5'9" to 6'0" / 175cm to 183cm 31 inches to 32.5 inches / 79cm to 83cm

56cm to 58cm (Large)

6'0" to 6'3" / 183cm to 190.5 cm 32.5 inches to 34 inches / 83cm to 86cm 59cm to 62cm (Large to XL)
6'3" to 6'5" / 190.5 cm to 196cm 34 inches to 36 inches / 86cm to 91cm 62cm to 64cm (XL)

Mountain Bikes

This table indicates mountain bike sizes based on both inseam and height in both inches and centimeters.

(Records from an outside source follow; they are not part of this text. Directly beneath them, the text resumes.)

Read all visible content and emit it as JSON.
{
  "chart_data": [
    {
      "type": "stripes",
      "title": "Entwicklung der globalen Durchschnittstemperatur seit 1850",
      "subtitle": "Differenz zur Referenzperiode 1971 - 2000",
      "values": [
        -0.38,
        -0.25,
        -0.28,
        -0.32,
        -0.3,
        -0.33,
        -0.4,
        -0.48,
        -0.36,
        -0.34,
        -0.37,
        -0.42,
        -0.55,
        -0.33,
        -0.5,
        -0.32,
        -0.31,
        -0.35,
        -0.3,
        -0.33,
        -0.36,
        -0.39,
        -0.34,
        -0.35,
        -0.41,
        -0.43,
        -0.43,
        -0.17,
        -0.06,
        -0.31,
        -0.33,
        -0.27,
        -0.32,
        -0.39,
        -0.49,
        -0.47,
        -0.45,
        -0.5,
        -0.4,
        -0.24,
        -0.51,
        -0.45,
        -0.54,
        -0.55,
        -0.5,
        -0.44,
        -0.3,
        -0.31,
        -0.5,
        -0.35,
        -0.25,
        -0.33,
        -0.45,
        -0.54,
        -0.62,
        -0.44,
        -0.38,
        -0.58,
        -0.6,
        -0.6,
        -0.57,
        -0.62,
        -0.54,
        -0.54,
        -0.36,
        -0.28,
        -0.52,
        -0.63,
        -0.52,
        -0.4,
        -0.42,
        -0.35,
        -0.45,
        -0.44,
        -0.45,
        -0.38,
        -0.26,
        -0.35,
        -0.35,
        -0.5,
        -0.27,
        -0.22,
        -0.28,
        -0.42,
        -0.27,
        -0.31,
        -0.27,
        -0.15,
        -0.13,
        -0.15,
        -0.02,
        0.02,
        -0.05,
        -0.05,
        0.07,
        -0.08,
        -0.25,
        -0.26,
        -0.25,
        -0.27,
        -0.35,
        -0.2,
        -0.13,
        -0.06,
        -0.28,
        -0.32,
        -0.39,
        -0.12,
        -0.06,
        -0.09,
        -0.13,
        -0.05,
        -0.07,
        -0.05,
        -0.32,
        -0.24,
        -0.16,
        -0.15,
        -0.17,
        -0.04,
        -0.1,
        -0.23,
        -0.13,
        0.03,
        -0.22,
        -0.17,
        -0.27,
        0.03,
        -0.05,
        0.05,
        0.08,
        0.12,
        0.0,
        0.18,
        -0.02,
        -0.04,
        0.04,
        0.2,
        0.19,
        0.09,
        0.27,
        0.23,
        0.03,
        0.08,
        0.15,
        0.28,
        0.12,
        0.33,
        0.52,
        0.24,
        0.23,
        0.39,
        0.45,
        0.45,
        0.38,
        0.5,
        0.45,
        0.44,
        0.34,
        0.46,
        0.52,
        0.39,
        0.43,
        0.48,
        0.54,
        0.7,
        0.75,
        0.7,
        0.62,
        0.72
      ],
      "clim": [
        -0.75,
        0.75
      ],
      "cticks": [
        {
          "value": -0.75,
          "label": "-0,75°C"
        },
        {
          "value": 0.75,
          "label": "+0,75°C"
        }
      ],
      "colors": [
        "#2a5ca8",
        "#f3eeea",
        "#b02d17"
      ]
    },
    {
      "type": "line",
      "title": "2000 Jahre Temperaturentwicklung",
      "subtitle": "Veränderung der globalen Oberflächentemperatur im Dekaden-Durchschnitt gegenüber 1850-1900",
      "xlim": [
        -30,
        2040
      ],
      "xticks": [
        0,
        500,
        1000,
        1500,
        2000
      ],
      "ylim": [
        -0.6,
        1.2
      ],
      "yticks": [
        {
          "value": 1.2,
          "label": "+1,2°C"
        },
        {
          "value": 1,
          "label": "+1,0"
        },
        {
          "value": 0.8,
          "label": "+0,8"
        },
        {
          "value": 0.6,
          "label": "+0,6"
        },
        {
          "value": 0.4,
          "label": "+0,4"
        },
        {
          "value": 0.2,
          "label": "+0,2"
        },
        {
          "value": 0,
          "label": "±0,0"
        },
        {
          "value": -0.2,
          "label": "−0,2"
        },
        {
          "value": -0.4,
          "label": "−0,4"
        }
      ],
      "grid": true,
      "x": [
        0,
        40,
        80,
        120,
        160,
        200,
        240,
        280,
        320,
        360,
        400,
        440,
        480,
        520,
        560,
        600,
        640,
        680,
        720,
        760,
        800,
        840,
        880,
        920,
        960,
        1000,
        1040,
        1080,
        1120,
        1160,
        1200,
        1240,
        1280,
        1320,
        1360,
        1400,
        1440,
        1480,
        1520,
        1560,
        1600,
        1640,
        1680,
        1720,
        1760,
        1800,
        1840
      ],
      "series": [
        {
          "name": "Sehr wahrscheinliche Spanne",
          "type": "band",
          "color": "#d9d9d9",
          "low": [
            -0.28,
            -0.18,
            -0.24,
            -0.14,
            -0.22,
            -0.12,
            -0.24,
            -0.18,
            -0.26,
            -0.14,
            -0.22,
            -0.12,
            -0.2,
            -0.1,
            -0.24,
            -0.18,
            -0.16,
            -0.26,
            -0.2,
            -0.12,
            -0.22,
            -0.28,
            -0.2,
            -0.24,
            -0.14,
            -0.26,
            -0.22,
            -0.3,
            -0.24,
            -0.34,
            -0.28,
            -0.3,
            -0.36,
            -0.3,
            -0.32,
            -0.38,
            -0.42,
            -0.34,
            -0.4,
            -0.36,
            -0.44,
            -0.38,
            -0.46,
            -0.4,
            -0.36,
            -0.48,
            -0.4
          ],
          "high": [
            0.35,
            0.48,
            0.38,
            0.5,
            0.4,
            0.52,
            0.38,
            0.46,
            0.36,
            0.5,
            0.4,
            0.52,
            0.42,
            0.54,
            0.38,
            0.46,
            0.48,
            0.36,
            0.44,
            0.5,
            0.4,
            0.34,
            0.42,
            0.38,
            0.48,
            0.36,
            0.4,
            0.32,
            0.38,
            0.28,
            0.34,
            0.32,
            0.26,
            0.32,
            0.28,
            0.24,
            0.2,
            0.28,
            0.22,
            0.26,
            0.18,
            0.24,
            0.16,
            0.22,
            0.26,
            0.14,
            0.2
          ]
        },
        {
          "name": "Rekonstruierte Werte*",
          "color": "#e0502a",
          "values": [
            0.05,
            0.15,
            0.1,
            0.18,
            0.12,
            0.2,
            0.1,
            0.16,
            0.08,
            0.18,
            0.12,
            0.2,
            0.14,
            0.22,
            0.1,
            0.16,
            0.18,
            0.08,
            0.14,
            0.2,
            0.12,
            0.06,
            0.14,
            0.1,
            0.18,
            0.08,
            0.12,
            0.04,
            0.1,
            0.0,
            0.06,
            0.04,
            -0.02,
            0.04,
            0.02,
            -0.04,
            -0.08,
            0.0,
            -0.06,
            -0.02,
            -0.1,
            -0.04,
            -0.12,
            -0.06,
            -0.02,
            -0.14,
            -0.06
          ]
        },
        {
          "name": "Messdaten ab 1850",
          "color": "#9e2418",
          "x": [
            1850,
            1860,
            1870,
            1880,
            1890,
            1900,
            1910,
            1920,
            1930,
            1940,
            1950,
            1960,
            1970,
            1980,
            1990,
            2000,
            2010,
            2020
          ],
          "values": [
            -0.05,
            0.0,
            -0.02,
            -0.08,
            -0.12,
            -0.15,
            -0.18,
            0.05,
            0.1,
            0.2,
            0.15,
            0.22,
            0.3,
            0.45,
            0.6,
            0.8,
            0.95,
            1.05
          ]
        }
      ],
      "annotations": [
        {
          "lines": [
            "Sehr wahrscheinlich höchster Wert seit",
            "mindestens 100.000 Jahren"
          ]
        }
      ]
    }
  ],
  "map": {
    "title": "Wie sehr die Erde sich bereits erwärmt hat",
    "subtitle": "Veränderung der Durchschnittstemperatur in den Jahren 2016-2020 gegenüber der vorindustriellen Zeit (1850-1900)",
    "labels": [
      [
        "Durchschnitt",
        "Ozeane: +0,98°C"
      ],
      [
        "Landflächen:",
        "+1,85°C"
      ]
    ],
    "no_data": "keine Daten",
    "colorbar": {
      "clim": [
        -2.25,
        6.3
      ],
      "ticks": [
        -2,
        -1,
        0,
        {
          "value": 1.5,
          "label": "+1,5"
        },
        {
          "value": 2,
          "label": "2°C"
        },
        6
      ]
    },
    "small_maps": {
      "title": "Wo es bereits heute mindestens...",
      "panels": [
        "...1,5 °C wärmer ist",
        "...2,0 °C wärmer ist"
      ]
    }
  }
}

Rider's Height Inseam Frame Size Range
4'11" to 5'3″ / 150cm to 160cm 26 inches to 28 inches / 66cm to 71cm 13 to 15 inches
5'3″ to 5'7″ / 160cm to 170cm 28 inches to 29 inches / 71cm to 74cm 15 to 17 inches
5'7″ to 5'11" / 170cm to 180cm 29 inches to 32 inches / 74cm to 81cm 17 to 19 inches
6'0″ to 6'2" / 183cm to 188cm 32.5 inches to 33.5 inches / 83cm to 85cm 19 to 21 inches
6'2″ to 6'4″ / 188cm to 193cm 33.5 inches to 35.5 inches / 85cm to 90cm

21 to 23 inches

Biking Safely

Now that you have a firm understanding of the importance of bike frame size, the differences between road and mountain bikes, and how to take accurate measurements to determine the ideal fit, you can confidently navigate both online and offline prospects. Once you have your dream bicycle, it's important to brush up on general bike safety tips. Then, be sure to look into local and state cycling laws to understand your rights and responsibilities as a cyclist. Happy riding!